Q. I'm a single mother in my forties and I think I've begun to develop some kind of social phobia. People think of me as quite a confident person. I'm fine dealing with people in my work and at the school gate (I have two sons aged 11 and 14), but I dread any social event.
I usually like the idea of going out when the invitation arrives, but when the day comes around, I start to feel the dread and want to stay in with my boys. If I do go, for ages afterwards I go over what I've said and feel as though I've talked too much or said the wrong things – though friends have told me I generally come across as quiet and even a bit standoffish. Occasionally, I do have a good time – usually when I've got someone to go with (eg a friend – I've been single for six years). I really want to keep up with my friends but it all feels like such an effort. How can I be more sociable?

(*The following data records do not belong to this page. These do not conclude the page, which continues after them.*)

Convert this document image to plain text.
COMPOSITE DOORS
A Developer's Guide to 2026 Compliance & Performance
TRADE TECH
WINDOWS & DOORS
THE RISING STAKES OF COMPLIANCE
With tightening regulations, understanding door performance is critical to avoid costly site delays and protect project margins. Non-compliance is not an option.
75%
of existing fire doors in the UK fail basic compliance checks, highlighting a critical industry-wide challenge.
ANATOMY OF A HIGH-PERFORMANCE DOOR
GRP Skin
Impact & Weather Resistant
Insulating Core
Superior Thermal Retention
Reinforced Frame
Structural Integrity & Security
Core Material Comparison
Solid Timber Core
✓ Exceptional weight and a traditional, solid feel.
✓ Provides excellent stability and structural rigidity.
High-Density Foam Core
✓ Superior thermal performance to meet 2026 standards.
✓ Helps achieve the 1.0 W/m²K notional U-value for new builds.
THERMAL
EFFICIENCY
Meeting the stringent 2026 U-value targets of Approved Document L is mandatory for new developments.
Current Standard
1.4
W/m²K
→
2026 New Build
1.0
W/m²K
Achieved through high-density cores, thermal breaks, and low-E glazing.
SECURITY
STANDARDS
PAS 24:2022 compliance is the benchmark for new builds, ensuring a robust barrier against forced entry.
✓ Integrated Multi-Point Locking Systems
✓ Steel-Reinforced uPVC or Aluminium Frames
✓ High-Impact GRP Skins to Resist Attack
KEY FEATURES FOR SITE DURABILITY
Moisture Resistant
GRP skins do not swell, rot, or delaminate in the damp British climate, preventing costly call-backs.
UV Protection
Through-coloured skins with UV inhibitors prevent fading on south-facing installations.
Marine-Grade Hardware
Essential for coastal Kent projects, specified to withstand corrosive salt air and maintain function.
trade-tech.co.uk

A. A friend of mine, when she got married a couple of years ago, issued plus-ones to all the single friends invited to her wedding. It was a generous gesture, and also, I thought, a perspicacious one. Does anyone really enjoy going to parties on their own? That giddy moment on the doorstep, stone-cold sober in your glad rags, when you're about to launch into the hubbub inside; the awkward times when you find yourself standing alone, feeling as conspicuous as a Belisha beacon, or you've simply worn out all your topics with the other lone partygoer, and there's no co-conspirator to whom you can signal for help or sidle up to with a refill.

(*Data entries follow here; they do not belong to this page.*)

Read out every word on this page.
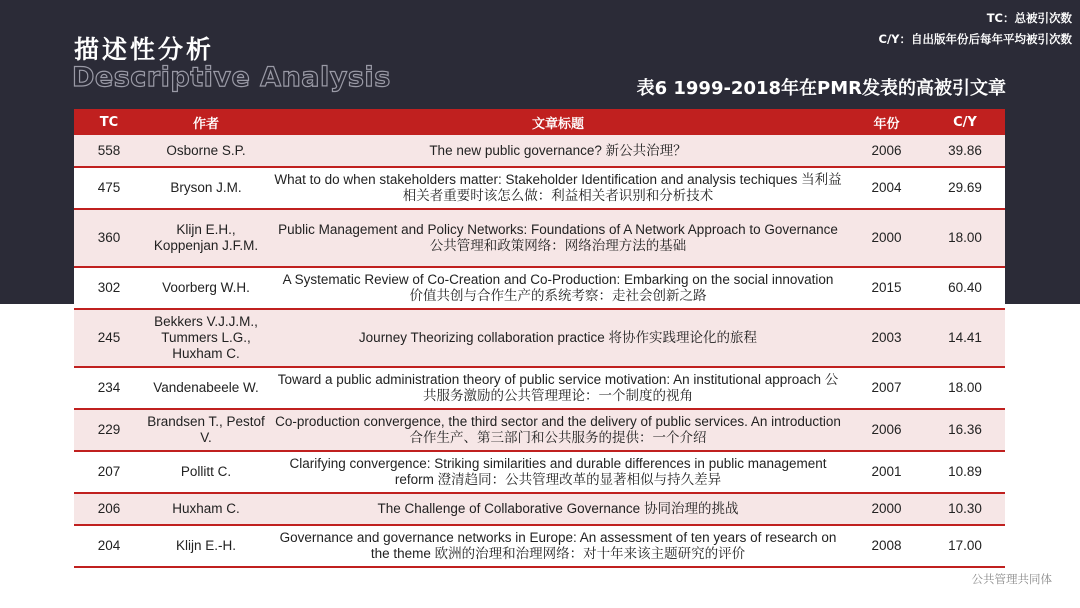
描述性分析
Descriptive Analysis
TC：总被引次数
C/Y：自出版年份后每年平均被引次数
表6 1999-2018年在PMR发表的高被引文章
TC	作者	文章标题	年份	C/Y
558	Osborne S.P.	The new public governance? 新公共治理？	2006	39.86
475	Bryson J.M.	What to do when stakeholders matter: Stakeholder Identification and analysis techiques 当利益相关者重要时该怎么做：利益相关者识别和分析技术	2004	29.69
360	Klijn E.H., Koppenjan J.F.M.	Public Management and Policy Networks: Foundations of A Network Approach to Governance 公共管理和政策网络：网络治理方法的基础	2000	18.00
302	Voorberg W.H.	A Systematic Review of Co-Creation and Co-Production: Embarking on the social innovation 价值共创与合作生产的系统考察：走社会创新之路	2015	60.40
245	Bekkers V.J.J.M., Tummers L.G., Huxham C.	Journey Theorizing collaboration practice 将协作实践理论化的旅程	2003	14.41
234	Vandenabeele W.	Toward a public administration theory of public service motivation: An institutional approach 公共服务激励的公共管理理论：一个制度的视角	2007	18.00
229	Brandsen T., Pestof V.	Co-production convergence, the third sector and the delivery of public services. An introduction 合作生产、第三部门和公共服务的提供：一个介绍	2006	16.36
207	Pollitt C.	Clarifying convergence: Striking similarities and durable differences in public management reform 澄清趋同：公共管理改革的显著相似与持久差异	2001	10.89
206	Huxham C.	The Challenge of Collaborative Governance 协同治理的挑战	2000	10.30
204	Klijn E.-H.	Governance and governance networks in Europe: An assessment of ten years of research on the theme 欧洲的治理和治理网络：对十年来该主题研究的评价	2008	17.00
公共管理共同体
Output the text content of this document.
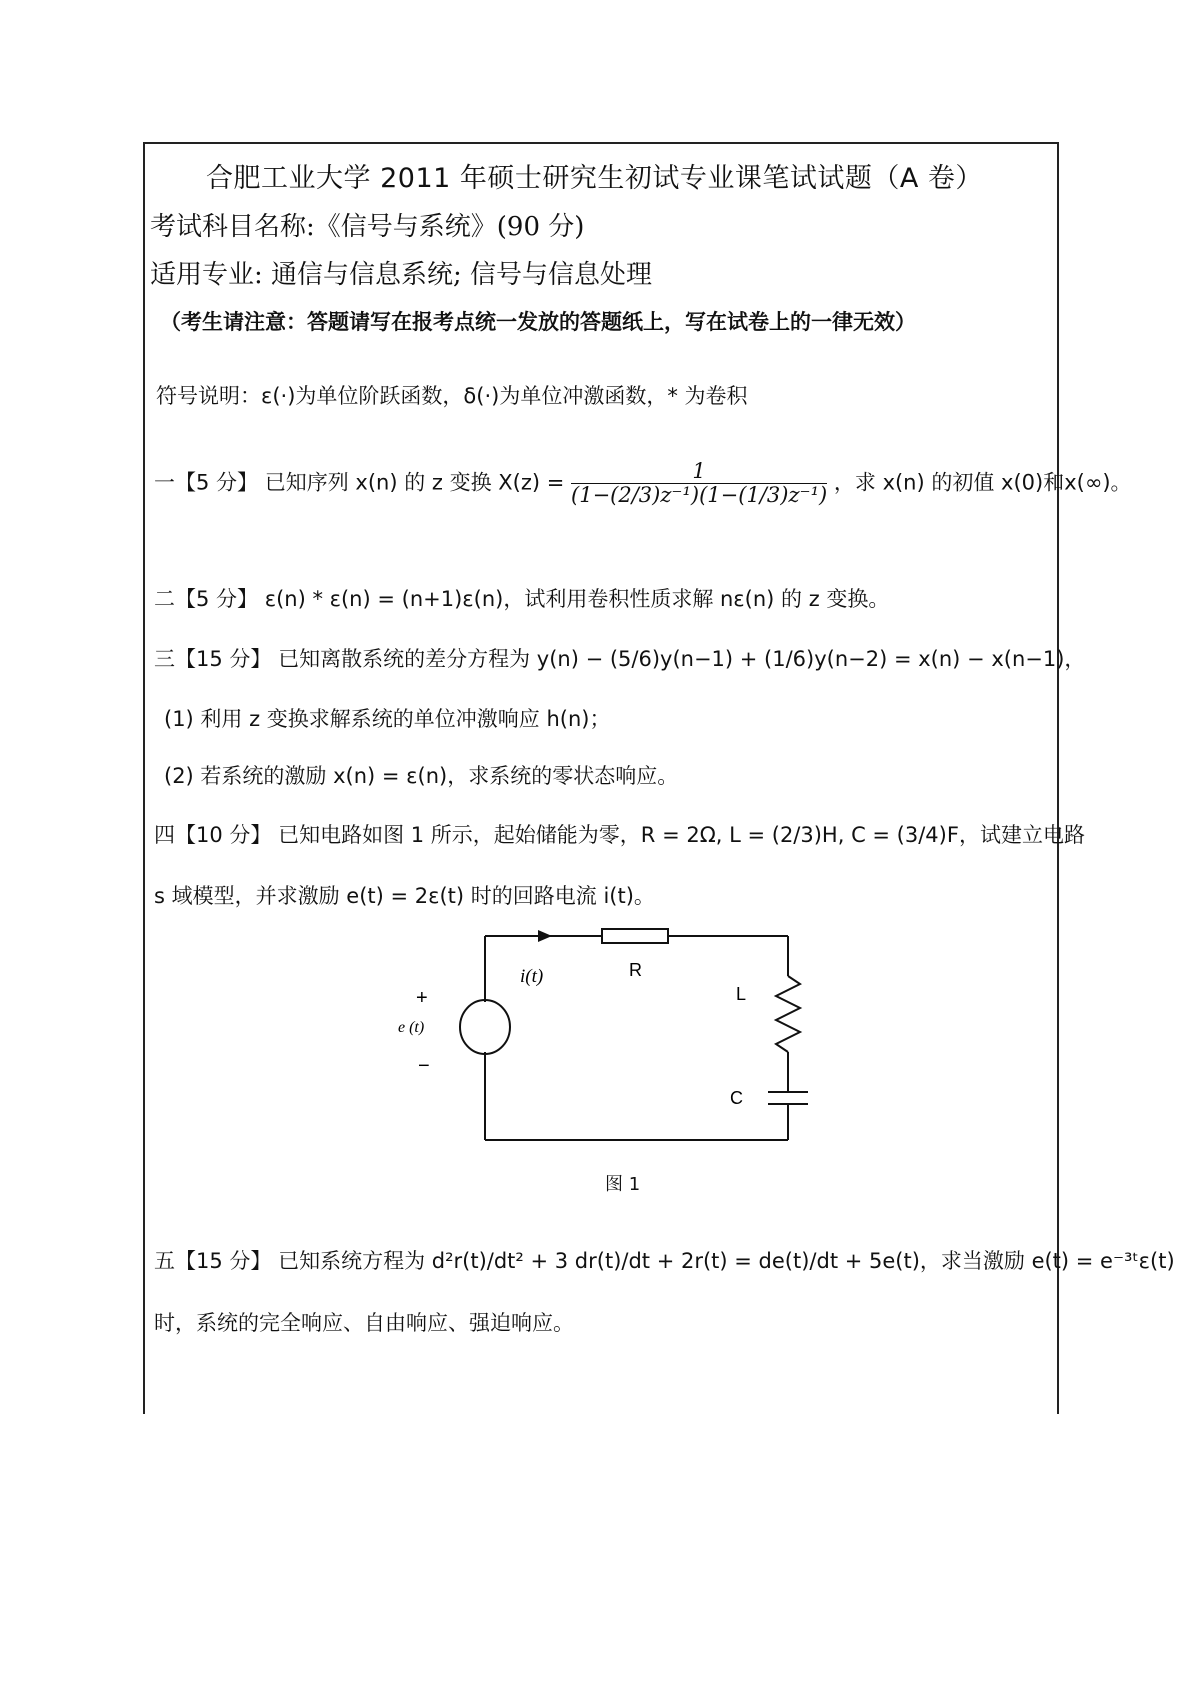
合肥工业大学 2011 年硕士研究生初试专业课笔试试题（A 卷）
考试科目名称:《信号与系统》(90 分)
适用专业: 通信与信息系统; 信号与信息处理
（考生请注意：答题请写在报考点统一发放的答题纸上，写在试卷上的一律无效）
符号说明：ε(·)为单位阶跃函数，δ(·)为单位冲激函数，* 为卷积
一【5 分】 已知序列 x(n) 的 z 变换 $X(z) = \frac{1}{\text{(1−(2/3)z⁻¹)(1−(1/3)z⁻¹)}}$ ，求 x(n) 的初值 x(0)和x(∞)。
二【5 分】 ε(n) * ε(n) = (n+1)ε(n)，试利用卷积性质求解 nε(n) 的 z 变换。
三【15 分】 已知离散系统的差分方程为 y(n) − (5/6)y(n−1) + (1/6)y(n−2) = x(n) − x(n−1)，
(1) 利用 z 变换求解系统的单位冲激响应 h(n)；
(2) 若系统的激励 x(n) = ε(n)，求系统的零状态响应。
四【10 分】 已知电路如图 1 所示，起始储能为零，R = 2Ω, L = (2/3)H, C = (3/4)F，试建立电路
s 域模型，并求激励 e(t) = 2ε(t) 时的回路电流 i(t)。
i(t)	R
L
C
+
e (t)
−
图 1
五【15 分】 已知系统方程为 d²r(t)/dt² + 3 dr(t)/dt + 2r(t) = de(t)/dt + 5e(t)，求当激励 e(t) = e⁻³ᵗε(t)
时，系统的完全响应、自由响应、强迫响应。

A solo social life is not always easy. It might have been fun once, years ago, when you showed up in a chattering gang, behaved a little badly and then dissected it all the next day. But in middle age, all too often, it's a cautious dose of wine, a little mutual boasting about your children, then off home to see if you can catch the end of Newsnight.
So while you might be finding it difficult because of a newly developed social phobia, you're probably just finding it difficult because it is difficult. We tend to take it for granted when we're part of a couple, but working as a pair somehow dilutes you both, and diffuses the spotlight of social scrutiny. It sounds old-fashioned to say so, but even in the most boho of circles, coupledom oils the wheels of social interaction.

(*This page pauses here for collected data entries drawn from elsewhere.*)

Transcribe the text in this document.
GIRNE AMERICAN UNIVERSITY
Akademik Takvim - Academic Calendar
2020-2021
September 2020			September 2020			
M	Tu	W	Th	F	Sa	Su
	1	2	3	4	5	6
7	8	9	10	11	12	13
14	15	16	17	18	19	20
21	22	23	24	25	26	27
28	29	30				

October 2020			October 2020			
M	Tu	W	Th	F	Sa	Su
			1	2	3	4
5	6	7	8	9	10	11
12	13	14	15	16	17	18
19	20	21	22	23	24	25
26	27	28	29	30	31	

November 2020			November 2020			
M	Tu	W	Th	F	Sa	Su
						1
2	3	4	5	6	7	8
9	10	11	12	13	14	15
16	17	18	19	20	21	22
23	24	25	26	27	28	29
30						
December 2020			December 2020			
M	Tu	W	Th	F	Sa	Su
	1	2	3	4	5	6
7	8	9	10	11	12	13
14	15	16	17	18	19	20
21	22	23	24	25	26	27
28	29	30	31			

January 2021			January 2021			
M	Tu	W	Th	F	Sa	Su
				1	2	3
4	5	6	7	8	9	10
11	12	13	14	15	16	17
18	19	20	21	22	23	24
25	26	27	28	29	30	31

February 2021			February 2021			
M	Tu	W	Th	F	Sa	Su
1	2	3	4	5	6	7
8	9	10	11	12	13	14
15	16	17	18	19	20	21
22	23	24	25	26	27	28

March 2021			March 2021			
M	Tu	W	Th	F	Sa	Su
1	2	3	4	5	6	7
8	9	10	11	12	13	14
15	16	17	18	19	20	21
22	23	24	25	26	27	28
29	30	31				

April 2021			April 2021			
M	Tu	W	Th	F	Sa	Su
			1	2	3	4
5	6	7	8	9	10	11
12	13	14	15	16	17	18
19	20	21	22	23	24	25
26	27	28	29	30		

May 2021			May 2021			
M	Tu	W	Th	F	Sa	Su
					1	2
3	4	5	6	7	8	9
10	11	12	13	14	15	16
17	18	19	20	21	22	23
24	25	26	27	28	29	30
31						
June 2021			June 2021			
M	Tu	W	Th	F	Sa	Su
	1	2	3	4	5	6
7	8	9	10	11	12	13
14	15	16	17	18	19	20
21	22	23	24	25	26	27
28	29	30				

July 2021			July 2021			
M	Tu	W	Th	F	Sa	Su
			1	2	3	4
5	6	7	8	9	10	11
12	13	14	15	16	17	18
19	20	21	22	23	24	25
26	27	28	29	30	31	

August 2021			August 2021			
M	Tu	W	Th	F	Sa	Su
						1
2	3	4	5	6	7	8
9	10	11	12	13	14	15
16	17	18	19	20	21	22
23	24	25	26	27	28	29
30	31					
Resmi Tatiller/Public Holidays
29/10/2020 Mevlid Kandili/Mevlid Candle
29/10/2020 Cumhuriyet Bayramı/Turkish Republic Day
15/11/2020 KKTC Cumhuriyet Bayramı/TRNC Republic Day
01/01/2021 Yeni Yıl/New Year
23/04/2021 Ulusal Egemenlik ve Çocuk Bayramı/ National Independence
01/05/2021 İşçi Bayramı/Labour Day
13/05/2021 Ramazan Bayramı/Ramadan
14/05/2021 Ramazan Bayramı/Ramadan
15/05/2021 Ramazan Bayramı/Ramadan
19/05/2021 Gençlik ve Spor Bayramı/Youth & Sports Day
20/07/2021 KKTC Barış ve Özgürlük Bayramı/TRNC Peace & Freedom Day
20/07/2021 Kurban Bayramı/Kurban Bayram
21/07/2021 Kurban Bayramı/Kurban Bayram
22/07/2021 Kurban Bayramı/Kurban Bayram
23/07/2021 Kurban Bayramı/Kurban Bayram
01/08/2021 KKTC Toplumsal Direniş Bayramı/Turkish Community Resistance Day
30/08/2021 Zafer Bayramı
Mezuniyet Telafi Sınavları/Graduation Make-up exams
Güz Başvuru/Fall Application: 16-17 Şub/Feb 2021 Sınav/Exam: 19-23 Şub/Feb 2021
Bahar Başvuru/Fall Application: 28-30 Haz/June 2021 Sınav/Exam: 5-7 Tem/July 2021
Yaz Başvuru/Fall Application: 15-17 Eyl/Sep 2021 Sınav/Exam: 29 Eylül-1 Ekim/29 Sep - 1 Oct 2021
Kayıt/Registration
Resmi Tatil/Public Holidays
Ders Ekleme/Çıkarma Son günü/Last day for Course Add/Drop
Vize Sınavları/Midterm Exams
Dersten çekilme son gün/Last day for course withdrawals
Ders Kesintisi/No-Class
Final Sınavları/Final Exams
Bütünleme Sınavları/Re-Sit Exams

So, first off, I'd say that if you don't want to go out, then don't. Why go just for the sake of it? Your friends aren't going anywhere. I recently got reacquainted with a group of friends I hadn't seen for nigh-on 20 years and we all simply took up where we'd left off.
If an invitation sounds tempting, then ask if you can bring someone along, or if you know someone who's going, go with them – arrive with them, maybe even meet for a drink beforehand.
Failing that, team up with another solitary guest and stick with them. Good luck finding one, though: not a few will have already given in to the siren call of their sofas.